I understand why the second one is correct but i don't understand how the first one is wrong.

• You are computing the passwords that have a digit in the first position(see it as a cartesian product if you want $\{1,2,\cdots ,9\}\times \{1,2,\cdots ,9,a,\cdots ,z\}^5$), which is a different thing. Commented Nov 17, 2023 at 12:31
• As a general guideline: If a problem says you have to have at least $N$ of something (but you could have more) and your solution is to first pick $N$ choices of that thing and then choose the rest of the objects, it's probably wrong. Commented Nov 17, 2023 at 14:41

Your solution takes into account only the password that start with a number, the rest could be anything. You should multiply by $$6$$ to choose the position of that number. $$6\times 10\times36^5 = 3,627,970,560$$ This value is way to high. Why? A lot of password are counted multiple times. Such as

• choosing 1 as the first character (forced number) then the rest is abcd5 : 1abcd5
• choosing 5 as the last character (forced number) then the rest is 1abcd : 1abcd5

It will be hard to remove those multiple password since they depend on how many numbers there are.

• If there are one number in the password, it is counted only once, nothing to do here;
• If there are two numbers in the password, it is counted twice. How many password have exactly two numbers : $${6\choose2}\times10^2\times26^4=685,464,000$$;
• If there are three numbers in the password, it is counted three times. How many password have exactly three numbers : $${6\choose3}\times10^3\times26^3=351,520,000$$;
• If there are four numbers in the password, it is counted four times. How many password have exactly four numbers : $${6\choose4}\times10^4\times26^2=101,400,000$$;
• If there are five numbers in the password, it is counted five times. How many password have exactly five numbers : $${6\choose5}\times10^5\times26=15,600,000$$;
• If there are six numbers in the password, it is counted six times. How many password have exactly six numbers : $${6\choose6}\times10^6=1,000,000$$.

Numbers of different passwords that satisfy your condition: \begin{align}3,627,970,560-685,464,000 &-2\times351,520,000-3\times101,400,000\\ &-4\times15,600,000-5\times1,000,000=1,867,866,560\end{align}

Since it is a lot of work, it would have been simplier to evaluate how many passwords have 1 number, how many have two, etc. It would give us the same answer. \begin{align}{6\choose1}\times10\times26^5 &+{6\choose2}\times10^2\times26^4+{6\choose3}\times10^3\times26^3\\ &+{6\choose4}\times10^4\times26^2+{6\choose5}\times10^5\times26+{6\choose6}\times10^6=1,867,866,560\end{align}

I believe that your method would count "5ABCDE" the same as "ABCDE5" but clearly they are different.

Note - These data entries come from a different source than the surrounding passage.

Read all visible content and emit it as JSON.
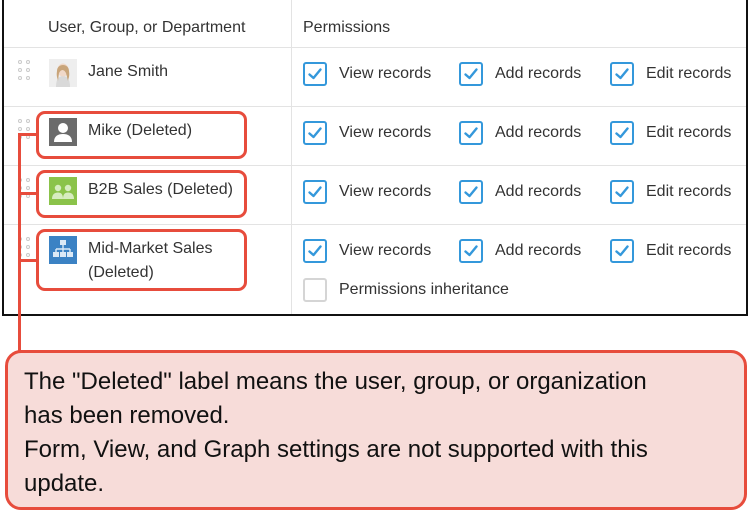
{
  "table": {
    "headers": {
      "entity": "User, Group, or Department",
      "permissions": "Permissions"
    },
    "rows": [
      {
        "name_line1": "Jane Smith",
        "name_line2": "",
        "avatar": "user-photo-avatar",
        "permissions": [
          {
            "label": "View records",
            "checked": true
          },
          {
            "label": "Add records",
            "checked": true
          },
          {
            "label": "Edit records",
            "checked": true
          }
        ]
      },
      {
        "name_line1": "Mike (Deleted)",
        "name_line2": "",
        "avatar": "deleted-user-avatar",
        "permissions": [
          {
            "label": "View records",
            "checked": true
          },
          {
            "label": "Add records",
            "checked": true
          },
          {
            "label": "Edit records",
            "checked": true
          }
        ]
      },
      {
        "name_line1": "B2B Sales (Deleted)",
        "name_line2": "",
        "avatar": "group-avatar",
        "permissions": [
          {
            "label": "View records",
            "checked": true
          },
          {
            "label": "Add records",
            "checked": true
          },
          {
            "label": "Edit records",
            "checked": true
          }
        ]
      },
      {
        "name_line1": "Mid-Market Sales",
        "name_line2": "(Deleted)",
        "avatar": "department-avatar",
        "permissions": [
          {
            "label": "View records",
            "checked": true
          },
          {
            "label": "Add records",
            "checked": true
          },
          {
            "label": "Edit records",
            "checked": true
          }
        ],
        "extra_permission": {
          "label": "Permissions inheritance",
          "checked": false
        }
      }
    ]
  },
  "callout": {
    "lines": [
      "The \"Deleted\" label means the user, group, or organization",
      "has been removed.",
      "Form, View, and Graph settings are not supported with this",
      "update."
    ]
  },
  "colors": {
    "checkbox_accent": "#3498db",
    "highlight_red": "#e74c3c",
    "callout_bg": "#f7dcd9",
    "group_avatar_green": "#8bc34a",
    "department_avatar_blue": "#3b82c4"
  }
}
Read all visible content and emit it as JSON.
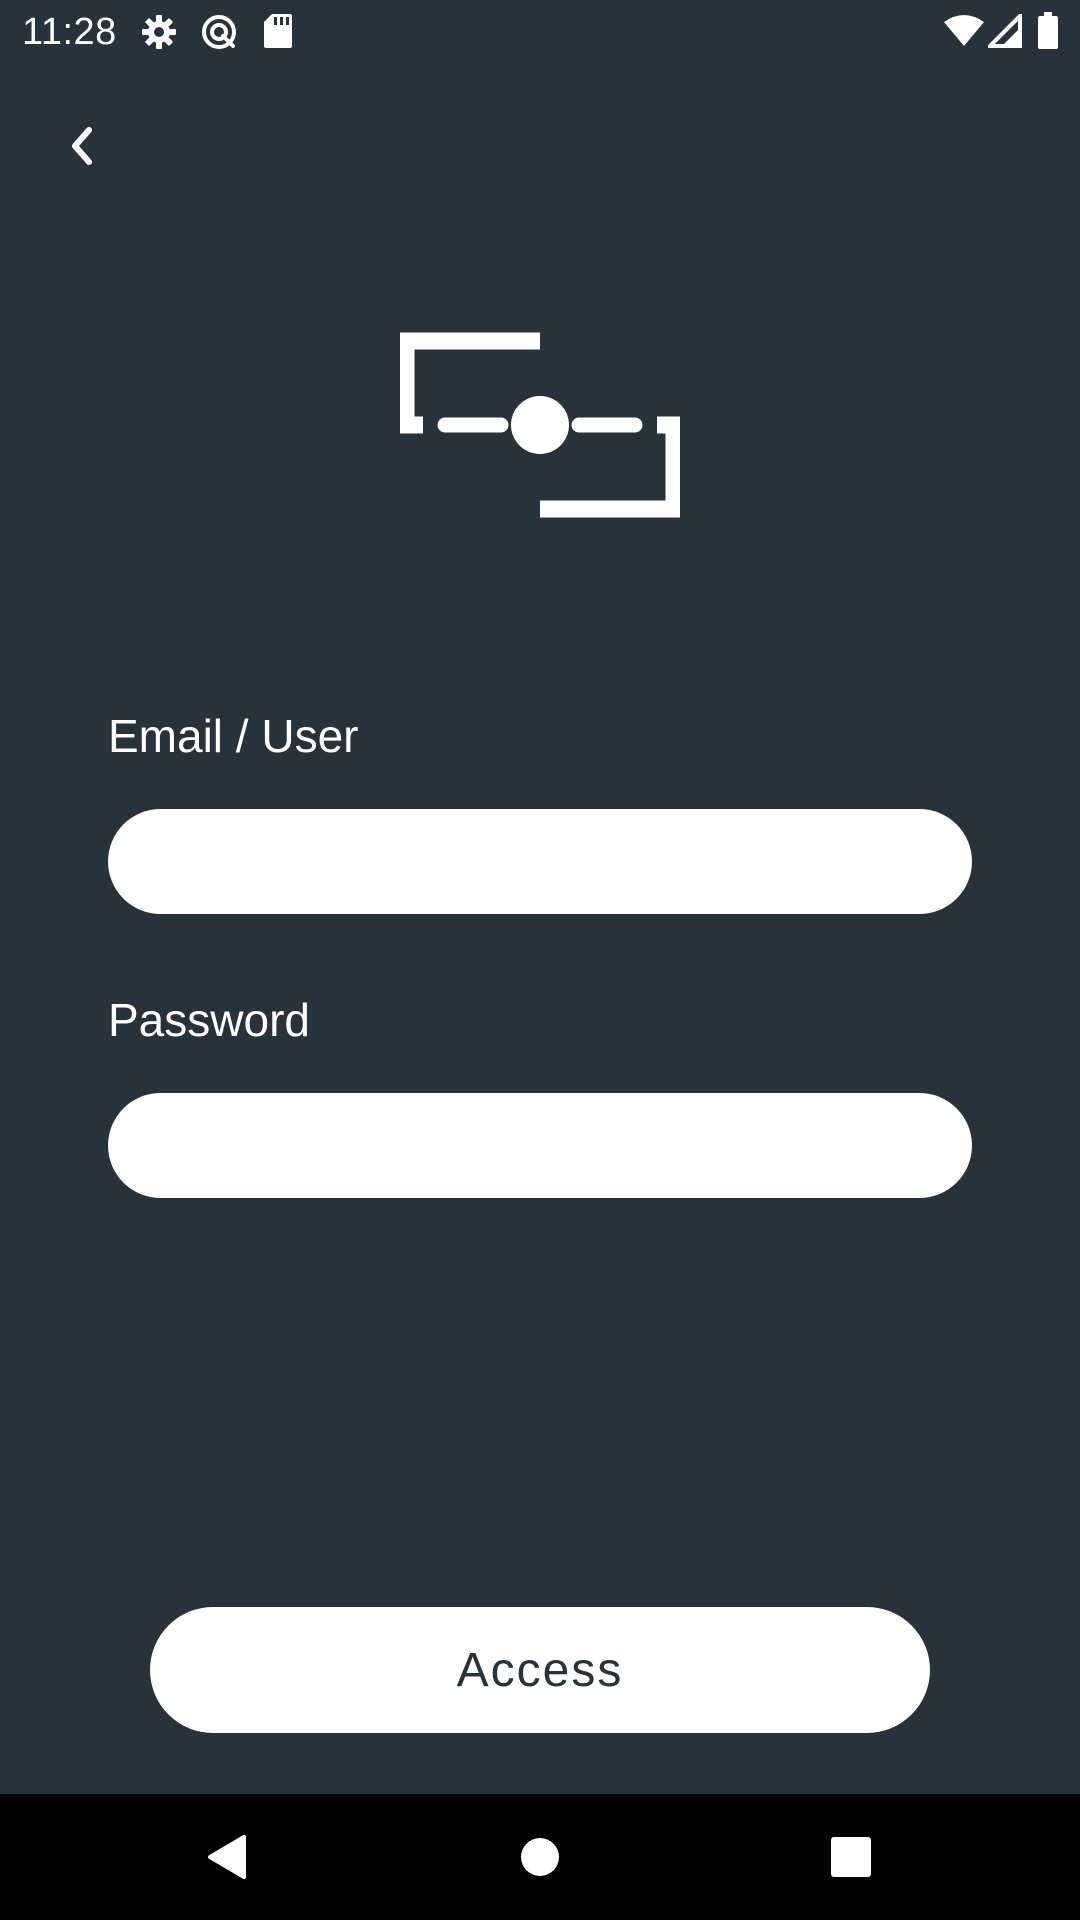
{
  "status_bar": {
    "time": "11:28",
    "left_icons": [
      "gear-icon",
      "sync-circle-icon",
      "sd-card-icon"
    ],
    "right_icons": [
      "wifi-icon",
      "cellular-signal-icon",
      "battery-icon"
    ]
  },
  "header": {
    "back_icon": "chevron-left-icon"
  },
  "logo": {
    "icon": "frame-slider-logo-icon"
  },
  "form": {
    "email_label": "Email / User",
    "email_value": "",
    "password_label": "Password",
    "password_value": ""
  },
  "actions": {
    "access_label": "Access"
  },
  "navigation_bar": {
    "items": [
      "back-triangle-icon",
      "home-circle-icon",
      "recents-square-icon"
    ]
  },
  "colors": {
    "background": "#28323a",
    "foreground": "#ffffff",
    "nav_background": "#000000"
  }
}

If you want to take this approach, you are essentially designating a preferred role to the digit carrying position. In order to fix this, you would need to take 6 copies of what you computed (i.e., where the role of 'digit' position is each of the possible positions) and then apply inclusion-exclusion to remove the arrangements you've counted twice.

To illustrate this, let us think of the much simpler scenario where the passwords have just 2 entries. The correct result needs to be $$36^2-26^2=10\cdot 62=620$$.

If you do it your way, you have to look at the first position being a digit and the second arbitrary and vice-versa, giving $$2\cdot 10\cdot 36=720$$ possibilities. However, by doing this, you have counted the passwords that just consist of digits twice. There are $$10^2=100$$ of those, so the total number of valid passwords would indeed be $$720-100=620$$.